Messire Guillaume Guégan se recueillit quelques instants; puis, montrant du geste le lit à étages:
—Les petits dorment?
—Comme des anges, les pauvrets.
—Eh bien! voici Clauda… Tu es une bonne femme et une femme de tête. Je sais que je puis compter sur toi comme sur moi-même… Apprends donc que ce n'est pas une visite de passage que nous fait aujourd'hui la marquise. Elle va nous rester longtemps, quatre mois, six mois peut-être. Or, entends-moi bien, il faut que personne ici ni dans la contrée ne soupçonne sa présence au château, personne hormis nous deux et les domestiques qui l'accompagnent. Les arbres qui peuplent le parc sont discrets et les murs qui l'entourent sont hauts. Il faut que nous soyons muets comme les arbres et fermés comme les murs. Le plus innocent bavardage aurait les pires conséquences. Nous sommes les gardiens d'un secret terrible. Tu devras, sans le connaître, veiller jour et nuit avec moi à ce qu'il ne s'ébruite point… Mon Dieu, il ne tient qu'à nous de perdre la malheureuse qu'hier encore nous détestions si cordialement l'un et l'autre: elle est venue d'elle-même se mettre à notre merci. D'un mot nous la vouons à la plus lamentable des infortunes. Le voudrais-tu, Clauda?

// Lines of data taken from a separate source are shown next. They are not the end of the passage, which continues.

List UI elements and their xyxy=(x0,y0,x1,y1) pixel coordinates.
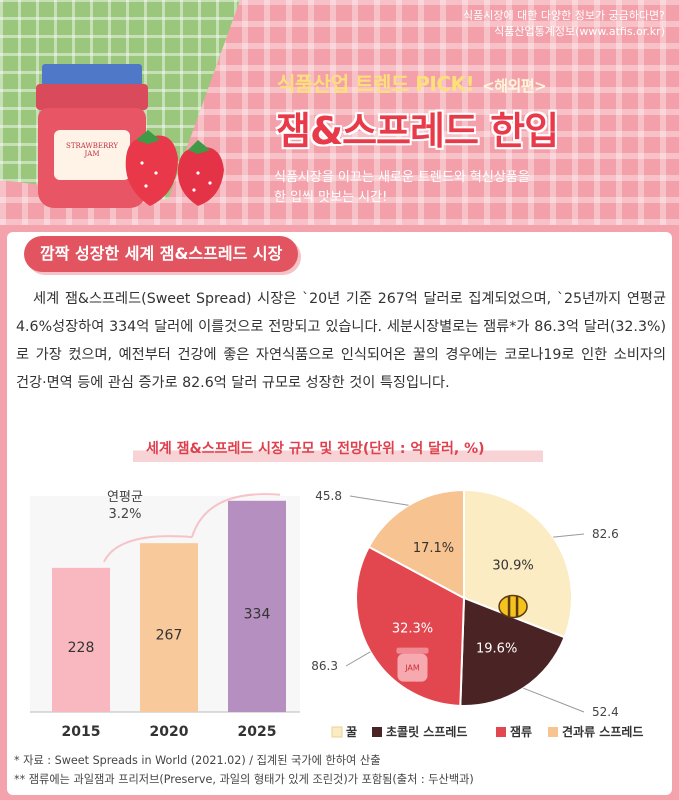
tag-text: 식품산업 트렌드 PICK! xyxy=(277,72,475,96)
pie-leader-line xyxy=(345,651,371,667)
desc-line1: 식품시장을 이끄는 새로운 트렌드와 혁신상품을 xyxy=(274,170,530,185)
pie-percent-label: 32.3% xyxy=(392,622,433,637)
jam-jar-label: JAM xyxy=(404,664,420,673)
pie-leader-line xyxy=(523,687,585,713)
source-info: 식품시장에 대한 다양한 정보가 궁금하다면? 식품산업통계정보(www.atf… xyxy=(463,8,665,40)
pie-percent-label: 19.6% xyxy=(476,642,517,657)
jam-jar-icon xyxy=(397,653,428,682)
legend-swatch xyxy=(548,727,558,737)
legend-label: 잼류 xyxy=(510,725,532,739)
source-line2: 식품산업통계정보(www.atfis.or.kr) xyxy=(494,25,665,38)
jar-label-line1: STRAWBERRY xyxy=(66,142,118,150)
body-paragraph: 세계 잼&스프레드(Sweet Spread) 시장은 `20년 기준 267억… xyxy=(16,285,666,397)
cagr-value: 3.2% xyxy=(108,507,141,522)
cagr-label: 연평균 xyxy=(107,490,143,505)
strawberries-icon xyxy=(125,130,224,206)
pie-percent-label: 17.1% xyxy=(413,541,454,556)
bar-2020 xyxy=(140,543,198,712)
bee-icon xyxy=(498,594,528,619)
legend-swatch xyxy=(372,727,382,737)
pie-chart: 30.9% 19.6% 32.3% 17.1% 82.6 52.4 86.3 45.8 JAM 꿀… xyxy=(311,488,643,739)
chart-title-highlight xyxy=(133,436,543,462)
legend-swatch xyxy=(496,727,506,737)
bar-category-label: 2015 xyxy=(62,724,101,740)
legend-label: 견과류 스프레드 xyxy=(562,724,643,739)
footnote-1: * 자료 : Sweet Spreads in World (2021.02) … xyxy=(14,754,381,767)
jam-jar-lid-icon xyxy=(396,647,429,654)
chart-heading: 세계 잼&스프레드 시장 규모 및 전망(단위 : 억 달러, %) xyxy=(146,441,485,457)
bar-category-label: 2020 xyxy=(150,724,189,740)
footnote-2: ** 잼류에는 과일잼과 프리저브(Preserve, 과일의 형태가 있게 조… xyxy=(14,773,474,786)
legend-label: 초콜릿 스프레드 xyxy=(386,724,467,739)
legend-swatch xyxy=(331,726,343,738)
body-text: 세계 잼&스프레드(Sweet Spread) 시장은 `20년 기준 267억… xyxy=(16,291,666,391)
bar-2025 xyxy=(228,500,286,712)
pie-leader-line xyxy=(553,533,585,538)
cagr-value: 4.6% xyxy=(196,478,229,480)
bar-2015 xyxy=(52,567,110,712)
bar-value-label: 267 xyxy=(156,628,183,644)
jar-label-line2: JAM xyxy=(84,150,100,158)
trend-pick-tag: 식품산업 트렌드 PICK! <해외편> xyxy=(277,68,547,97)
desc-line2: 한 입씩 맛보는 시간! xyxy=(274,190,388,205)
tag-sub: <해외편> xyxy=(482,77,547,95)
pie-value-label: 86.3 xyxy=(311,659,338,673)
jar-neck xyxy=(36,84,148,110)
pie-value-label: 52.4 xyxy=(592,705,619,719)
section-title: 깜짝 성장한 세계 잼&스프레드 시장 xyxy=(24,236,299,272)
header-description: 식품시장을 이끄는 새로운 트렌드와 혁신상품을 한 입씩 맛보는 시간! xyxy=(274,168,530,208)
pie-value-label: 82.6 xyxy=(592,527,619,541)
jar-label: STRAWBERRY JAM xyxy=(54,130,130,180)
bar-value-label: 334 xyxy=(244,606,271,622)
bar-value-label: 228 xyxy=(68,640,95,656)
page-title: 잼&스프레드 한입 xyxy=(276,109,559,153)
legend-label: 꿀 xyxy=(346,725,357,739)
source-line1: 식품시장에 대한 다양한 정보가 궁금하다면? xyxy=(463,9,665,22)
pie-value-label: 45.8 xyxy=(315,489,342,503)
jar-lid xyxy=(42,64,142,86)
cagr-arrow xyxy=(191,493,281,538)
cagr-arrow xyxy=(103,535,193,563)
bar-category-label: 2025 xyxy=(238,724,277,740)
pie-percent-label: 30.9% xyxy=(492,558,533,573)
pie-slice xyxy=(463,488,573,639)
pie-slice xyxy=(355,545,466,707)
pie-leader-line xyxy=(349,495,409,506)
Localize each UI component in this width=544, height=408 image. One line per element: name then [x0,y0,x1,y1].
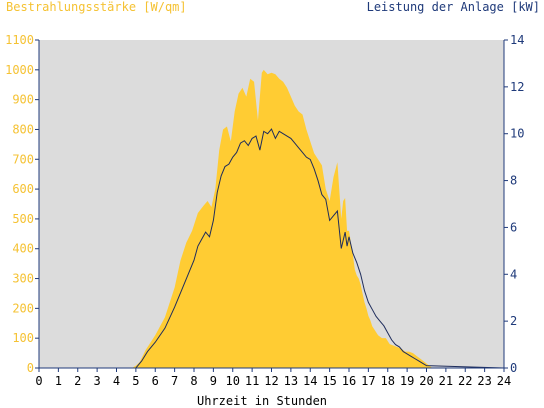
right-tick-label: 14 [510,33,524,47]
x-tick-label: 15 [322,374,336,388]
x-tick-label: 0 [35,374,42,388]
right-tick-label: 0 [510,361,517,375]
x-axis-ticks: 0 1 2 3 4 5 6 7 8 9 10 11 12 13 14 15 16 17 18 19 20 21 22 23 24 [35,368,511,388]
x-tick-label: 2 [74,374,81,388]
left-tick-label: 0 [27,361,34,375]
right-axis-title: Leistung der Anlage [kW] [367,0,540,14]
x-tick-label: 7 [171,374,178,388]
x-tick-label: 3 [94,374,101,388]
left-axis-title: Bestrahlungsstärke [W/qm] [6,0,187,14]
x-tick-label: 22 [458,374,472,388]
left-tick-label: 1000 [5,63,34,77]
x-tick-label: 24 [497,374,511,388]
x-tick-label: 21 [439,374,453,388]
left-axis-ticks: 0 100 200 300 400 500 600 700 800 900 1000 1100 [5,33,39,375]
x-tick-label: 4 [113,374,120,388]
right-tick-label: 12 [510,80,524,94]
left-tick-label: 100 [12,331,34,345]
left-tick-label: 200 [12,301,34,315]
x-tick-label: 19 [400,374,414,388]
x-tick-label: 9 [210,374,217,388]
x-tick-label: 6 [152,374,159,388]
x-tick-label: 13 [284,374,298,388]
x-tick-label: 17 [361,374,375,388]
power-series [39,128,505,369]
x-axis-title: Uhrzeit in Stunden [197,394,327,408]
x-tick-label: 12 [264,374,278,388]
x-tick-label: 14 [303,374,317,388]
x-tick-label: 16 [342,374,356,388]
x-tick-label: 1 [55,374,62,388]
right-tick-label: 4 [510,267,517,281]
left-tick-label: 600 [12,182,34,196]
x-tick-label: 23 [477,374,491,388]
x-tick-label: 18 [381,374,395,388]
right-axis-ticks: 0 2 4 6 8 10 12 14 [504,33,524,375]
left-tick-label: 800 [12,122,34,136]
irradiance-area [39,69,504,368]
x-tick-label: 10 [226,374,240,388]
right-tick-label: 10 [510,127,524,141]
power-line-path [39,128,505,369]
left-tick-label: 400 [12,242,34,256]
left-tick-label: 300 [12,272,34,286]
right-tick-label: 2 [510,314,517,328]
x-tick-label: 11 [245,374,259,388]
left-tick-label: 900 [12,93,34,107]
x-tick-label: 5 [132,374,139,388]
left-tick-label: 500 [12,212,34,226]
x-tick-label: 8 [190,374,197,388]
left-tick-label: 700 [12,152,34,166]
right-tick-label: 8 [510,174,517,188]
x-tick-label: 20 [419,374,433,388]
left-tick-label: 1100 [5,33,34,47]
right-tick-label: 6 [510,220,517,234]
irradiance-area-path [39,69,504,368]
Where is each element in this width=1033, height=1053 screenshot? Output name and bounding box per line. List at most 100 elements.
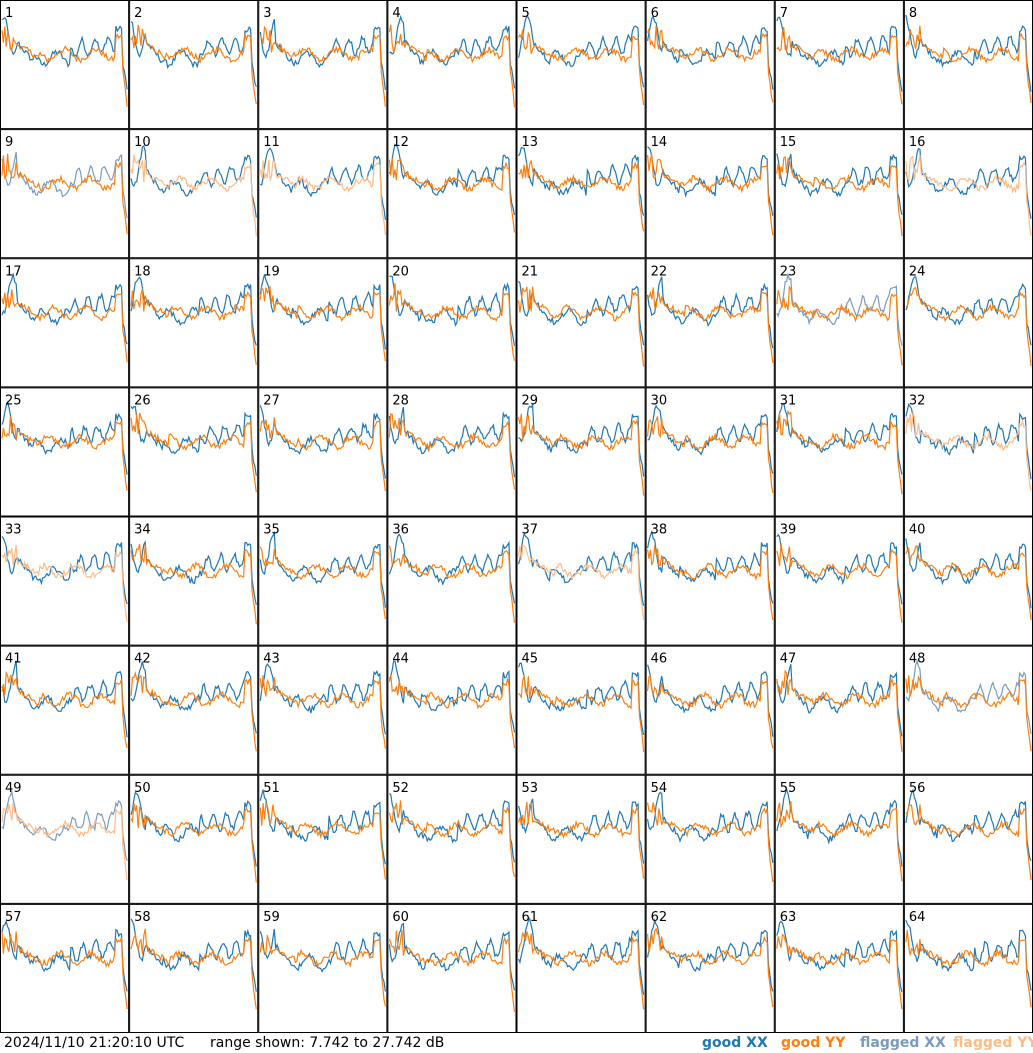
panel-number: 15 (780, 135, 797, 150)
trace-xx (259, 928, 386, 992)
panel-frame (258, 387, 388, 517)
trace-yy (259, 801, 386, 880)
panel-frame (774, 645, 904, 775)
trace-xx (130, 918, 257, 992)
panel-61: 61 (516, 903, 646, 1033)
trace-yy (776, 155, 903, 236)
trace-xx (776, 787, 903, 867)
panel-number: 55 (780, 781, 797, 796)
trace-yy (517, 931, 645, 1010)
panel-60: 60 (387, 903, 517, 1033)
trace-yy (905, 804, 1032, 880)
trace-xx (776, 273, 903, 346)
panel-frame (387, 0, 517, 130)
panel-frame (516, 129, 646, 259)
trace-yy (905, 25, 1032, 103)
trace-xx (518, 280, 645, 346)
panel-18: 18 (129, 258, 259, 388)
trace-xx (905, 919, 1032, 991)
panel-frame (258, 903, 388, 1033)
panel-frame (774, 516, 904, 646)
panel-number: 57 (5, 910, 22, 925)
panel-number: 54 (651, 781, 668, 796)
panel-number: 59 (263, 910, 280, 925)
trace-yy (647, 802, 774, 882)
trace-yy (1, 26, 128, 107)
panel-56: 56 (903, 774, 1033, 904)
panel-15: 15 (774, 129, 904, 259)
panel-number: 51 (263, 781, 280, 796)
panel-frame (258, 129, 388, 259)
panel-39: 39 (774, 516, 904, 646)
panel-number: 3 (263, 6, 271, 21)
panel-54: 54 (645, 774, 775, 904)
panel-number: 11 (263, 135, 280, 150)
trace-yy (130, 670, 257, 752)
panel-26: 26 (129, 387, 259, 517)
panel-frame (516, 903, 646, 1033)
panel-number: 17 (5, 264, 22, 279)
panel-number: 8 (909, 6, 917, 21)
panel-number: 49 (5, 781, 22, 796)
panel-number: 58 (134, 910, 151, 925)
trace-yy (776, 285, 903, 366)
panel-frame (774, 258, 904, 388)
panel-37: 37 (516, 516, 646, 646)
trace-xx (776, 663, 903, 737)
trace-yy (776, 543, 903, 623)
trace-xx (776, 153, 903, 216)
trace-xx (389, 793, 516, 863)
panel-number: 44 (392, 652, 409, 667)
panel-frame (129, 387, 259, 517)
panel-number: 26 (134, 393, 151, 408)
panel-number: 16 (909, 135, 926, 150)
panel-35: 35 (258, 516, 388, 646)
trace-xx (388, 406, 516, 478)
trace-xx (517, 15, 645, 88)
panel-number: 1 (5, 6, 13, 21)
panel-1: 1 (0, 0, 130, 130)
panel-frame (0, 0, 130, 130)
panel-frame (645, 516, 775, 646)
trace-yy (647, 675, 774, 749)
trace-yy (517, 286, 645, 367)
panel-number: 4 (392, 6, 400, 21)
panel-number: 27 (263, 393, 280, 408)
trace-xx (389, 14, 516, 89)
panel-number: 64 (909, 910, 926, 925)
panel-number: 47 (780, 652, 797, 667)
panel-number: 45 (522, 652, 539, 667)
trace-yy (517, 413, 645, 496)
trace-yy (388, 413, 516, 490)
panel-frame (387, 645, 517, 775)
panel-12: 12 (387, 129, 517, 259)
panel-52: 52 (387, 774, 517, 904)
panel-49: 49 (0, 774, 130, 904)
panel-number: 35 (263, 523, 280, 538)
trace-yy (1, 289, 128, 363)
panel-19: 19 (258, 258, 388, 388)
panel-frame (129, 129, 259, 259)
panel-25: 25 (0, 387, 130, 517)
panel-number: 50 (134, 781, 151, 796)
panel-frame (129, 774, 259, 904)
panel-number: 46 (651, 652, 668, 667)
panel-number: 30 (651, 393, 668, 408)
panel-frame (774, 903, 904, 1033)
trace-yy (259, 674, 386, 749)
panel-29: 29 (516, 387, 646, 517)
panel-number: 37 (522, 523, 539, 538)
panel-32: 32 (903, 387, 1033, 517)
trace-yy (388, 24, 516, 108)
legend-good-yy: good YY (781, 1035, 846, 1051)
trace-yy (517, 29, 645, 106)
panel-number: 20 (392, 264, 409, 279)
trace-xx (1, 400, 128, 475)
trace-yy (388, 283, 516, 361)
panel-46: 46 (645, 645, 775, 775)
trace-yy (517, 802, 645, 879)
panel-number: 10 (134, 135, 151, 150)
panel-number: 18 (134, 264, 151, 279)
panel-frame (516, 0, 646, 130)
panel-number: 42 (134, 652, 151, 667)
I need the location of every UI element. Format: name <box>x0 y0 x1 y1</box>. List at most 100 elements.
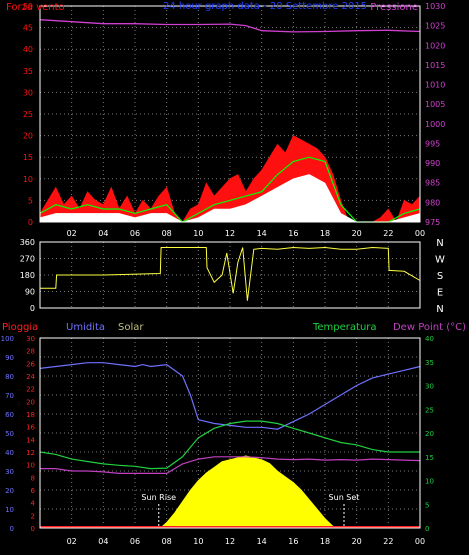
rain-tick-label: 26 <box>26 360 35 368</box>
rain-tick-label: 24 <box>26 373 35 381</box>
temperature-tick-label: 5 <box>425 501 429 509</box>
x-tick-label: 08 <box>162 537 172 546</box>
x-tick-label: 00 <box>415 229 425 238</box>
x-tick-label: 14 <box>257 537 267 546</box>
series-label: Solar <box>118 322 144 333</box>
wind-direction-series <box>40 246 421 301</box>
x-tick-label: 08 <box>162 229 172 238</box>
temperature-tick-label: 40 <box>425 335 434 343</box>
x-tick-label: 20 <box>352 537 362 546</box>
rain-tick-label: 12 <box>26 449 35 457</box>
wind-tick-label: 35 <box>23 67 33 76</box>
solar-area <box>40 455 420 529</box>
temperature-tick-label: 20 <box>425 430 434 438</box>
rain-tick-label: 0 <box>31 525 35 533</box>
wind-tick-label: 45 <box>23 24 33 33</box>
series-label: Dew Point (°C) <box>393 322 466 333</box>
direction-tick-label: 90 <box>25 288 35 297</box>
x-tick-label: 12 <box>225 229 235 238</box>
temperature-tick-label: 35 <box>425 359 434 367</box>
compass-label: W <box>435 255 445 266</box>
top-chart-frame <box>39 5 421 223</box>
pressure-tick-label: 980 <box>425 198 440 207</box>
rain-tick-label: 22 <box>26 386 35 394</box>
rain-tick-label: 4 <box>31 500 36 508</box>
pressure-tick-label: 1000 <box>425 120 445 129</box>
rain-tick-label: 14 <box>26 436 35 444</box>
wind-axis-label: Forza vento <box>6 2 65 13</box>
humidity-tick-label: 0 <box>10 525 14 533</box>
rain-tick-label: 30 <box>26 335 35 343</box>
chart-title: 24 hour graph data - 20 Settembre 2015 <box>163 1 367 12</box>
wind-tick-label: 15 <box>23 153 33 162</box>
pressure-tick-label: 995 <box>425 139 440 148</box>
pressure-tick-label: 975 <box>425 218 440 227</box>
sun-annotation: Sun Rise <box>141 493 176 502</box>
x-tick-label: 06 <box>130 229 140 238</box>
x-tick-label: 14 <box>257 229 267 238</box>
wind-direction-line <box>40 246 421 301</box>
rain-tick-label: 20 <box>26 398 35 406</box>
series-label: Umidita <box>66 322 105 333</box>
dew-point-line <box>40 456 421 474</box>
rain-tick-label: 16 <box>26 424 35 432</box>
temperature-tick-label: 25 <box>425 406 434 414</box>
rain-tick-label: 28 <box>26 348 35 356</box>
compass-label: E <box>437 288 443 299</box>
direction-tick-label: 360 <box>20 238 35 247</box>
direction-tick-label: 270 <box>20 255 35 264</box>
pressure-tick-label: 990 <box>425 159 440 168</box>
humidity-line <box>39 362 421 430</box>
x-tick-label: 02 <box>67 229 77 238</box>
x-tick-label: 18 <box>320 537 330 546</box>
temperature-tick-label: 10 <box>425 478 434 486</box>
rain-tick-label: 2 <box>31 512 35 520</box>
pressure-line <box>39 19 421 33</box>
humidity-tick-label: 40 <box>5 449 14 457</box>
humidity-tick-label: 100 <box>1 335 14 343</box>
humidity-tick-label: 70 <box>5 392 14 400</box>
humidity-tick-label: 30 <box>5 468 14 476</box>
x-tick-label: 04 <box>98 537 108 546</box>
compass-label: S <box>437 271 443 282</box>
sun-annotation: Sun Set <box>329 493 360 502</box>
series-label: Temperatura <box>312 322 377 333</box>
x-tick-label: 12 <box>225 537 235 546</box>
temperature-line <box>39 420 420 470</box>
wind-tick-label: 5 <box>28 196 33 205</box>
wind-tick-label: 10 <box>23 175 33 184</box>
rain-tick-label: 6 <box>31 487 36 495</box>
humidity-tick-label: 50 <box>5 430 14 438</box>
wind-tick-label: 20 <box>23 132 33 141</box>
wind-tick-label: 25 <box>23 110 33 119</box>
x-tick-label: 06 <box>130 537 140 546</box>
humidity-tick-label: 60 <box>5 411 14 419</box>
pressure-tick-label: 1020 <box>425 41 445 50</box>
direction-tick-label: 180 <box>20 271 35 280</box>
bottom-chart-frame <box>39 337 421 529</box>
wind-tick-label: 0 <box>28 218 33 227</box>
x-tick-label: 10 <box>193 537 203 546</box>
pressure-tick-label: 1015 <box>425 61 445 70</box>
wind-tick-label: 40 <box>23 45 33 54</box>
x-tick-label: 02 <box>67 537 77 546</box>
humidity-tick-label: 90 <box>5 354 14 362</box>
x-tick-label: 16 <box>288 229 298 238</box>
compass-label: N <box>436 304 443 315</box>
temperature-tick-label: 30 <box>425 383 434 391</box>
rain-tick-label: 8 <box>31 474 35 482</box>
pressure-series <box>39 19 421 33</box>
x-tick-label: 10 <box>193 229 203 238</box>
series-label: Pioggia <box>2 322 38 333</box>
x-tick-label: 00 <box>415 537 425 546</box>
humidity-tick-label: 80 <box>5 373 14 381</box>
wind-tick-label: 30 <box>23 88 33 97</box>
wind-tick-label: 50 <box>23 2 33 11</box>
pressure-tick-label: 985 <box>425 179 440 188</box>
temperature-tick-label: 0 <box>425 525 429 533</box>
x-tick-label: 22 <box>383 537 393 546</box>
solar-series <box>40 455 420 529</box>
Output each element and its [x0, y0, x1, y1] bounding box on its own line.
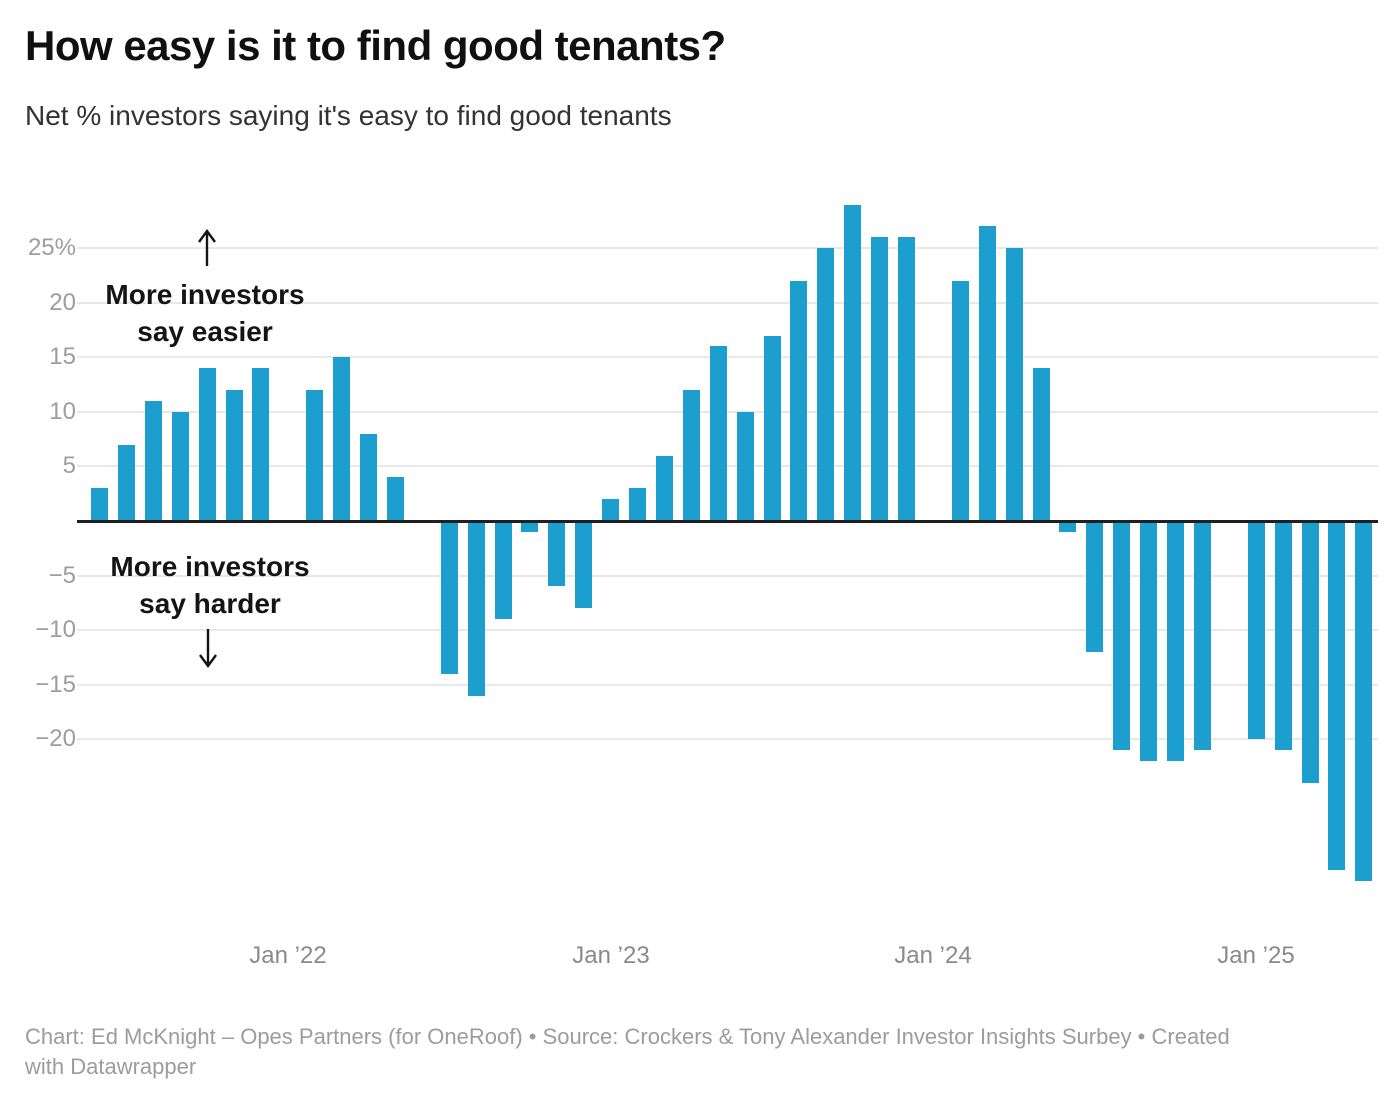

—Oh! Guillaume, murmura l'intendante, je ne suis pas une païenne, j'imagine.
Il continua:
—D'ailleurs, il n'y a pas qu'elle qui soit en jeu. Il y va également du salut de Monsieur Charles et, je crois bien, du nôtre, puisque cependant la fatalité nous mêle à ces tragiques événements.
—A la grâce de Dieu, mon ami! dit dame Claude en se signant par trois fois, pour écarter les mauvais présages.
Ils demeurèrent silencieux à regarder les étincelles jaillir des tisons et s'engouffrer sous le manteau de la cheminée où grondait en sourdine la grosse voix du vent.